Tentara Nasional Indonesia (TNI) kembali menunjukkan komitmennya dalam mendukung pembangunan daerah melalui program Jembatan Perintis Garuda di Kabupaten Blitar, Jawa Timur. Pembangunan infrastruktur ini menjadi wujud nyata kemanunggalan TNI dan rakyat dalam meningkatkan akses dan kesejahteraan masyarakat.
Komandan Korem 081/Dhirotsaha Jaya (Danrem 081/DSJ) Kolonel Arm Untoro Haryanto meninjau langsung lokasi pembangunan jembatan perintis tersebut pada Sabtu (10/1/2026). Peninjauan dilakukan di dua lokasi, yakni Dusun Tawang, Desa Bendosewu, Kecamatan Talun dan Desa Jugo, Kecamatan Kesamben, Kabupaten Blitar.
Dalam kegiatan tersebut, Danrem didampingi Dandim 0808/Blitar Letkol Inf Virlani Arudyawan, serta sejumlah pejabat Korem 081/DSJ, di antaranya Kasiter Korem 081/DSJ Letkol Inf Subagya Pujiarno, Danden Zibang 3/V Madiun Letkol Czi Hery K, dan Kapenrem 081/DSJ Mayor Inf Ismail.
Peninjauan juga dihadiri unsur Forkopimcam, aparat desa, serta jajaran Kodim 0808/Blitar sebagai bentuk sinergi antara TNI, pemerintah daerah, dan masyarakat dalam mendukung pembangunan wilayah.
Danrem 081/DSJ Kolonel Arm Untoro Haryanto menegaskan bahwa kegiatan tersebut bertujuan memastikan kesiapan lokasi sekaligus memperlancar proses pembangunan jembatan yang sangat dibutuhkan masyarakat.
“Kegiatan ini bertujuan memastikan kesiapan lokasi serta kelancaran rencana pembangunan jembatan yang sangat strategis dan dibutuhkan oleh masyarakat setempat,” ujarnya.
Jembatan Penghubung Tiga Desa
Jembatan perintis yang dibangun di Dusun Tawang nantinya akan menjadi akses penghubung bagi tiga desa, yakni Desa Tumpang, Desa Jeblog, dan Desa Bendosewu.
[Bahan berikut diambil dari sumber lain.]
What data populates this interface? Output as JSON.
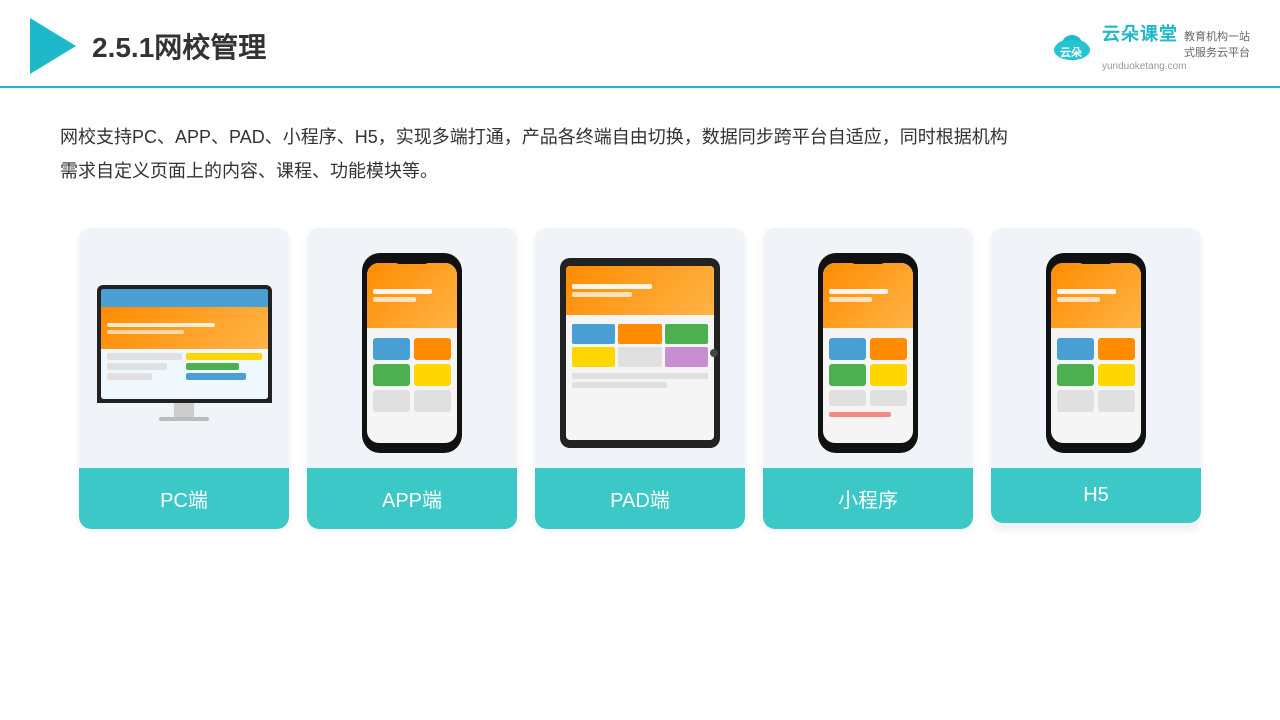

Sebelumnya, masyarakat hanya mengandalkan jembatan bambu hasil swadaya warga yang memiliki panjang sekitar 40 meter dengan lebar 3 meter.
Kondisi jembatan tersebut dinilai cukup berisiko, terutama saat musim hujan karena kedalaman sungai di bawahnya mencapai 4,5 meter dan dapat meningkat hingga 7 meter saat banjir.
Pembangunan jembatan gantung ini dilakukan secara bertahap. Proses pengukuran lokasi telah dilakukan pada 5 Januari 2026, kemudian dilanjutkan dengan pengiriman material pada 9 Januari, dan pembangunan dimulai pada 10 Januari 2026.
Proses pemasangan jembatan direncanakan berlangsung hingga 15 Januari, dilanjutkan pemasangan seling dan papan, dengan target penyelesaian seluruh konstruksi pada 30 Januari 2026.
Program Prioritas Presiden
Dandim 0808/Blitar Letkol Inf Virlani Arudyawan menegaskan bahwa pembangunan jembatan gantung tersebut merupakan bagian dari program prioritas Presiden RI Prabowo Subianto dalam mempercepat pembangunan infrastruktur di daerah.
Menurutnya, keberadaan jembatan tersebut sangat penting untuk mendukung mobilitas masyarakat, terutama bagi anak-anak yang harus menyeberang sungai untuk pergi ke sekolah.
“Lebih dari sekadar pembangunan infrastruktur, jembatan gantung ini menjadi simbol kehadiran negara dan kemanunggalan TNI dengan rakyat, dalam memberikan solusi nyata bagi kebutuhan masyarakat,” ujarnya.
Melalui program Jembatan Perintis Garuda, diharapkan akses transportasi masyarakat di wilayah pedesaan dapat semakin mudah, sekaligus mendorong pertumbuhan ekonomi dan meningkatkan kesejahteraan warga di Kabupaten Blitar.